Most lawyers have trust accounts where they hold funds for clients. Since the early 80s, interest on those trust accounts has been pooled by states and directed toward legal aid programs.
When interest rates are high, legal aid programs benefit. But in March, the Federal Reserve slashed its influential interest rate to almost zero.
Some legal aid programs estimate they will lose millions of dollars as a result, Flagg said.
For Southeast Louisiana Legal Services Corporation, about a quarter of the budget comes from IOLTA funds, Tuggle said.
“So, we are expecting somewhere between a $350,000 to $500,000 hit for 2020, which we think we can survive, but 2021 – all bets are off,” she said. “We’re worried about it, but we’re not going to stop serving people.”
Some legal aid programs have lost local or state funding, private fundraising dollars or revenue from filing fees due to closed courtrooms.

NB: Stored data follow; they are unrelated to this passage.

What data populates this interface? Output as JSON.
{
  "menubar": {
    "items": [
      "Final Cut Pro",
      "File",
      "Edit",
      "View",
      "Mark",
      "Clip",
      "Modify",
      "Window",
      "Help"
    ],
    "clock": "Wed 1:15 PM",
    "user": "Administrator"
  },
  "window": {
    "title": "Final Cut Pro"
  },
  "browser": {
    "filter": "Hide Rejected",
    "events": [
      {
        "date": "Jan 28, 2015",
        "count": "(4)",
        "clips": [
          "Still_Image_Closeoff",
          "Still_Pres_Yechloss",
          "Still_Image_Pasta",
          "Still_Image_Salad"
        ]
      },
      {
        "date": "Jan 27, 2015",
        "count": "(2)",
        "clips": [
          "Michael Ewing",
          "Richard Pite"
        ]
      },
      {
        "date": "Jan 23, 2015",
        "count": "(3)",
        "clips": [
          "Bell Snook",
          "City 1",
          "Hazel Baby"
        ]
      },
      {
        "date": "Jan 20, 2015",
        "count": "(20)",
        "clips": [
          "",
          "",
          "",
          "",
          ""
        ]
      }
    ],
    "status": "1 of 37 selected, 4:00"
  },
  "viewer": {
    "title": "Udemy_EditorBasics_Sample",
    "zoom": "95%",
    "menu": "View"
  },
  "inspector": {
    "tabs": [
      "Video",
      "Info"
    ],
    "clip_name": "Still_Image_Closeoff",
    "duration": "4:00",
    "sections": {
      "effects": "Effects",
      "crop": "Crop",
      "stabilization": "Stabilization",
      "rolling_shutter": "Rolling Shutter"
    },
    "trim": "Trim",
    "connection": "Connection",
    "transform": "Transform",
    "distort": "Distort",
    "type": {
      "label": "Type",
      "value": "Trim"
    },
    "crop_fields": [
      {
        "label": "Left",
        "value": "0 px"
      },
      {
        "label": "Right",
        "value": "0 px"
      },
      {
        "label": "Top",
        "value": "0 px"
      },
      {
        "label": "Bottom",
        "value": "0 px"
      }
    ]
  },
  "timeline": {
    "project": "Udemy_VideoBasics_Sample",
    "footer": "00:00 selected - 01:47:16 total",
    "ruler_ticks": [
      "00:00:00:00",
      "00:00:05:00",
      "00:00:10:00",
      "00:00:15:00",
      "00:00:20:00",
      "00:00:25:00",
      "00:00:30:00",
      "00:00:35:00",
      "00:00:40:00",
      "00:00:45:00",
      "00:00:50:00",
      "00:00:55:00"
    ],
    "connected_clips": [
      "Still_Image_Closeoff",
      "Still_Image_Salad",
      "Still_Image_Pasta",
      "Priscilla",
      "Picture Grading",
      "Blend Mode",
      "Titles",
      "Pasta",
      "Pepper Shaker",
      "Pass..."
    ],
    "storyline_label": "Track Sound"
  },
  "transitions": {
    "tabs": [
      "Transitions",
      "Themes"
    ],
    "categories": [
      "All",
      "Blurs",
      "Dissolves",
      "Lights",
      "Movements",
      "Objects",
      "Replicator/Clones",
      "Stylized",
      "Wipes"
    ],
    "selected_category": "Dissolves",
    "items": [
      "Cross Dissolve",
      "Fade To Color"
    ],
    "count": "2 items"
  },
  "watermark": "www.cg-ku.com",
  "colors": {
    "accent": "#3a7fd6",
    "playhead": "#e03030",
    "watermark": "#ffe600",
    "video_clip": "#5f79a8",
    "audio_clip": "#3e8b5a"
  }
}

To deal with the situation, some have sought cash infusions from local businesses and nonprofits. Others are seeking covid-19 relief funds. The Legal Aid Society of Cleveland, for instance, received a loan from the federal Paycheck Protection Program for $1.5 million, Cotter said.
As part of the CARES Act package that President Donald Trump signed into law in March, Legal Services Corporation received $50 million to provide grants to legal aid programs.
“It is a helpful first step, but it is nowhere near enough to deal with all of the issues I described,” Flagg said.
A relief package approved by the House on Friday, the HEROES Act, would provide the Legal Services Corporation with another $50 million. At the moment, the bill isn’t expected to pass the Senate.